I was reading newspaper over breakfast this morning and decided not to reach out for the salt shaker for my sunny-side up egg.
According to Dr Myron Weinberger, a professor of medicine at Indiana University School of Medicine, “Most people think that sodium comes from the salt shaker. The salt shaker contributes less than 10 to 15 per cent”.
So where did we built up all that high sodium in our system? How did some of our eating habits contribute to weight problems?
We are fighting for time so meal-on-the-go is fast getting to be the way of life for many working folks. In general, process food and those heat-up-and-ready-to-eat food contained high sodium to promote a longer shelf life and excite your taste buds.
When we load up on too many salty meals and snacks, the sodium in such processed food made us thirsty. Instead of reaching out for a glass of water, we further load ourselves with empty calories by consuming sodas, colas, coffees, teas etc. These drinks and beverages are heavy with sugar. So one fastest way to cut back calories is to cut back on salt.

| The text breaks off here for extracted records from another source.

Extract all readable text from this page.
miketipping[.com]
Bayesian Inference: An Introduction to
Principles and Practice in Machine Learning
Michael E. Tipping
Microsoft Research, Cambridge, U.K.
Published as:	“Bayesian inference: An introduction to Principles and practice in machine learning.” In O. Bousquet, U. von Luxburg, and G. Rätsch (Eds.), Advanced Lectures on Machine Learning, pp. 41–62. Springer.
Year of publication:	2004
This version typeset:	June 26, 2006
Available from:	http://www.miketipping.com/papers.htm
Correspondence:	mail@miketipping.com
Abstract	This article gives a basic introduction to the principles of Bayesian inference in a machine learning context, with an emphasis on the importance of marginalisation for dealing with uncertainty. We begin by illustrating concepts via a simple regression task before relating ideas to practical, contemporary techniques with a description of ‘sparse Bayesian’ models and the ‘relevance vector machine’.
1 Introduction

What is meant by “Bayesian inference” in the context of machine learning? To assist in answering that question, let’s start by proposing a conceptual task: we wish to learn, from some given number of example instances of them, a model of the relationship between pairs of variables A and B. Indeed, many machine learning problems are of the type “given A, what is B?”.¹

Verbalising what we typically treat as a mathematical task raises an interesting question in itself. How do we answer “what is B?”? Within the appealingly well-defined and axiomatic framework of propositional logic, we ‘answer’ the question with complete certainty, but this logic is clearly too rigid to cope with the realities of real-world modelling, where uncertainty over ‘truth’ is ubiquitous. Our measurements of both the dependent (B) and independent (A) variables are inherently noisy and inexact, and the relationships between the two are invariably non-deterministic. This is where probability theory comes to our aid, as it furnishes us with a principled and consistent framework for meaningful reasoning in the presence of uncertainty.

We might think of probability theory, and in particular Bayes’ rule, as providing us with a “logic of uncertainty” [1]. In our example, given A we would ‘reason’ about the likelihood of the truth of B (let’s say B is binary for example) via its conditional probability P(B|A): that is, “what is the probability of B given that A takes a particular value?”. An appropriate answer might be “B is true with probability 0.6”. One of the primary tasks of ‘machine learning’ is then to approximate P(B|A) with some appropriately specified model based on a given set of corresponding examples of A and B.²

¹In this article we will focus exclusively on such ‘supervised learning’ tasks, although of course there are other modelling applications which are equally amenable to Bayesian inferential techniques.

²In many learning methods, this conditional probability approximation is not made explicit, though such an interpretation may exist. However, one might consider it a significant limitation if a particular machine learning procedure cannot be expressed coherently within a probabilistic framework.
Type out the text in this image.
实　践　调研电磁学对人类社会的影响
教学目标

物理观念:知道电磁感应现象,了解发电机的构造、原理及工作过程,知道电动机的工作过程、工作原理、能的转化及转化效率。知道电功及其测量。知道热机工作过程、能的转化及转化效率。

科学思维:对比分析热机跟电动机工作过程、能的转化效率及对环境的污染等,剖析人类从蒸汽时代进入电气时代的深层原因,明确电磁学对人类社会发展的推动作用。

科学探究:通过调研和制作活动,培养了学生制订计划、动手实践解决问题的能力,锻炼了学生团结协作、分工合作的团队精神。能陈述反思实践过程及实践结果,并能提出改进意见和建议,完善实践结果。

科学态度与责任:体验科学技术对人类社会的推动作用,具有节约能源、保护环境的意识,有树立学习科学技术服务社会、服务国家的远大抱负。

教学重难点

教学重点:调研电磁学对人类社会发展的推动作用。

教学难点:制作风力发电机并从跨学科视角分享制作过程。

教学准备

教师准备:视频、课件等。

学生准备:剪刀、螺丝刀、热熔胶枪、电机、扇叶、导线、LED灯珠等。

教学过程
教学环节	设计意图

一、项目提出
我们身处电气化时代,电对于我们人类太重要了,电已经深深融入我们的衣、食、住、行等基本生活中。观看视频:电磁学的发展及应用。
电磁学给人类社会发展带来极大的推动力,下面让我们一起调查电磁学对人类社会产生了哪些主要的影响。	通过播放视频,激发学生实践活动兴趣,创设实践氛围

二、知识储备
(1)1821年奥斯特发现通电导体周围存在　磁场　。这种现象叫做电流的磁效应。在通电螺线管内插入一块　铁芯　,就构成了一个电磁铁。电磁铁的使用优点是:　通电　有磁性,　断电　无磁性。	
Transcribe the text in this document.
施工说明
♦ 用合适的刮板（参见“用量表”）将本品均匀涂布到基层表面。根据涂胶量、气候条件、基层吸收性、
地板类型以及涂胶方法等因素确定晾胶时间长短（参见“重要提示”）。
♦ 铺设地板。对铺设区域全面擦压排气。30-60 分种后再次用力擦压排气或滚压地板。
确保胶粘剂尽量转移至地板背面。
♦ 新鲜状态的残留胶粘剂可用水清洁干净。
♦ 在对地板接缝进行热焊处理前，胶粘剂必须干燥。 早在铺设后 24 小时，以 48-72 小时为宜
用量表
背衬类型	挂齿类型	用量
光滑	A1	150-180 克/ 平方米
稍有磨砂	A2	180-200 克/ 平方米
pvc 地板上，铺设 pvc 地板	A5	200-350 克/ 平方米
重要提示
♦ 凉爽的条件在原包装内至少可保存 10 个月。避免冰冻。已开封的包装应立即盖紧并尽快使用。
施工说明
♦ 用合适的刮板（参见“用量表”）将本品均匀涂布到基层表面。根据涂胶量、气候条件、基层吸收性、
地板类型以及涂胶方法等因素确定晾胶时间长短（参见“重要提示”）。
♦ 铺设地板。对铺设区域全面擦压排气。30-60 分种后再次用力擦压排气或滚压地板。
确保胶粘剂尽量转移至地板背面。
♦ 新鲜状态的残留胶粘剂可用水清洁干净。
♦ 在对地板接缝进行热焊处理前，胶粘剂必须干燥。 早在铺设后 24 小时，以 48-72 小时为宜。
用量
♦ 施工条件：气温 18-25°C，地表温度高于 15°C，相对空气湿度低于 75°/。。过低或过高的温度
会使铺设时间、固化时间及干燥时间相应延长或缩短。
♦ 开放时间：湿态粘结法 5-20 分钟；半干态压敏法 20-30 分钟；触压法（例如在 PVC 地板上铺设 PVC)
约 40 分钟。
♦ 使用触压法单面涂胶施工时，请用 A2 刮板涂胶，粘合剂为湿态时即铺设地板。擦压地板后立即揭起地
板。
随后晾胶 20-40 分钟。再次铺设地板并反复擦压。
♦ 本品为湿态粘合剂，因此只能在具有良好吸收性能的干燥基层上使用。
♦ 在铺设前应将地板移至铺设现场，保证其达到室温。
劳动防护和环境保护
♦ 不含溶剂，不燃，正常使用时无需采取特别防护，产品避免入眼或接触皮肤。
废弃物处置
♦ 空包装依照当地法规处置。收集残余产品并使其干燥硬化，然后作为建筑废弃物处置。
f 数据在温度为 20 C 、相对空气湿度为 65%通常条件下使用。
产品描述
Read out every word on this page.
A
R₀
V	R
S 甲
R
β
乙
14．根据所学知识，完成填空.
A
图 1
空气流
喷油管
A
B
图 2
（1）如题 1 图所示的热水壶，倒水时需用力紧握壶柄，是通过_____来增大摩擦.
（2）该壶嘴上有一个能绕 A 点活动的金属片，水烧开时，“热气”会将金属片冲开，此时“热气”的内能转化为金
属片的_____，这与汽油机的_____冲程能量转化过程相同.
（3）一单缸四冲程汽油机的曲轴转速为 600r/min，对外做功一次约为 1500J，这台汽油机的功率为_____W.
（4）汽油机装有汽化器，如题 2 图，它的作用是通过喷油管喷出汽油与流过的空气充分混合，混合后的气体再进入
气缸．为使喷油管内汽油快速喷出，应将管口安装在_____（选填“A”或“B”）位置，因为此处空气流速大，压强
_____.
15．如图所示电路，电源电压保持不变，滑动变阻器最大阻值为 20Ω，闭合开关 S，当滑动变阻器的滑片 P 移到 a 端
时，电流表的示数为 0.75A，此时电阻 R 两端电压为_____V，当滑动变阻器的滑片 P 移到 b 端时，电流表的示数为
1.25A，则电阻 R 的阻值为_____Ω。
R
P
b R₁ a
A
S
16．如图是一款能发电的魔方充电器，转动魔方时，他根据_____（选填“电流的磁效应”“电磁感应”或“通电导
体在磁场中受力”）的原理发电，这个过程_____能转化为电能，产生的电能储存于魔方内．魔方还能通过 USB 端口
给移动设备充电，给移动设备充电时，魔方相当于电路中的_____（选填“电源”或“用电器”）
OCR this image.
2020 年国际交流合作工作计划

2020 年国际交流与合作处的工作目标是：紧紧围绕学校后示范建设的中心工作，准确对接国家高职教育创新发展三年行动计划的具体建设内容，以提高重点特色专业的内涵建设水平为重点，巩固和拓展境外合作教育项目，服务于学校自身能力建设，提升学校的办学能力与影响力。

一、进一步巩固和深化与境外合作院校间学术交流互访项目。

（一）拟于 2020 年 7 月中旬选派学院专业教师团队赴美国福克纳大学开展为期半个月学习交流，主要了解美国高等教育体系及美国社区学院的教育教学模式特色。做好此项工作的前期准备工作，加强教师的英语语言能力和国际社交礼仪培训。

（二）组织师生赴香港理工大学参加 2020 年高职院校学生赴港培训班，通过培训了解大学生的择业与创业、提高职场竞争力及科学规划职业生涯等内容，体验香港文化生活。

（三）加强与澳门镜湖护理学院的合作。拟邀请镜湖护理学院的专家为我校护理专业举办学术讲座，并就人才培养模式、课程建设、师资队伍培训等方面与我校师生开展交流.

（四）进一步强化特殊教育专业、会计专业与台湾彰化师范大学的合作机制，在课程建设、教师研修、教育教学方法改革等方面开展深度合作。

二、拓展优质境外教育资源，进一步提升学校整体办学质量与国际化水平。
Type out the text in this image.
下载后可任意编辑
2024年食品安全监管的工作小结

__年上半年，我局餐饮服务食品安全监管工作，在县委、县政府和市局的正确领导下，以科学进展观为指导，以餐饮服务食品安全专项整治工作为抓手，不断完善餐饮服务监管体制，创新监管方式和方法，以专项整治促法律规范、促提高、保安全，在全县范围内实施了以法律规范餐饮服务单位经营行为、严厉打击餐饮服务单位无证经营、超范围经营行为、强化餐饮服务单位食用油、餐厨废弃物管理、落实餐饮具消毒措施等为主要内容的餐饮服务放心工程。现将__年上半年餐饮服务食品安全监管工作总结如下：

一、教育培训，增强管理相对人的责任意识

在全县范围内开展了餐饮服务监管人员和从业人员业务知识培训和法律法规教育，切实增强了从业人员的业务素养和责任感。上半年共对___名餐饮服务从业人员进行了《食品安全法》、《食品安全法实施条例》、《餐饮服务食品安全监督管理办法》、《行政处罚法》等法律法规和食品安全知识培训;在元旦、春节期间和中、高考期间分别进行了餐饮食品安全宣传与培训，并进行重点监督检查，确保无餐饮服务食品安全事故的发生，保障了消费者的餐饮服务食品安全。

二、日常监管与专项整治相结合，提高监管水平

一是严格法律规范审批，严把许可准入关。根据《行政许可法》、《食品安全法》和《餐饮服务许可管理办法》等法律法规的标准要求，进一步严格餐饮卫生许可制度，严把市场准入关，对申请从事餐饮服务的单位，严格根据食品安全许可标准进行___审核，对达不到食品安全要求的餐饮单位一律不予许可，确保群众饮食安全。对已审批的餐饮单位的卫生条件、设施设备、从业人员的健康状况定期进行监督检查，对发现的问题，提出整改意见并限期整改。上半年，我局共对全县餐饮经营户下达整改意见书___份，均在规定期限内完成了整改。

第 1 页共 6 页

Reducing salt in manufactured food can be done but it is an initiative that must be taken by the food industry. Unless there is serious health complication, no government authorities will intervene and insist on low salt. According to a study based on the 1997 diet data from Great Britain’s National Diet and Nutrition Survey, researchers suggested that cutting in half the amount of salt British children consume – a decrease of about half a teaspoon a day – would lead to an average reduction of about 510g of sugar-sweetened soft drinks per week.
Salt leads to thirst, thirst leads to soft drinks and soft drinks lead to fat abs, poor health and a big hole in our pockets. Don’t believe? Just ask those folks above 40 years old if they have started to spend more on medical, gym, slimming and insurance either for themselves or their parents.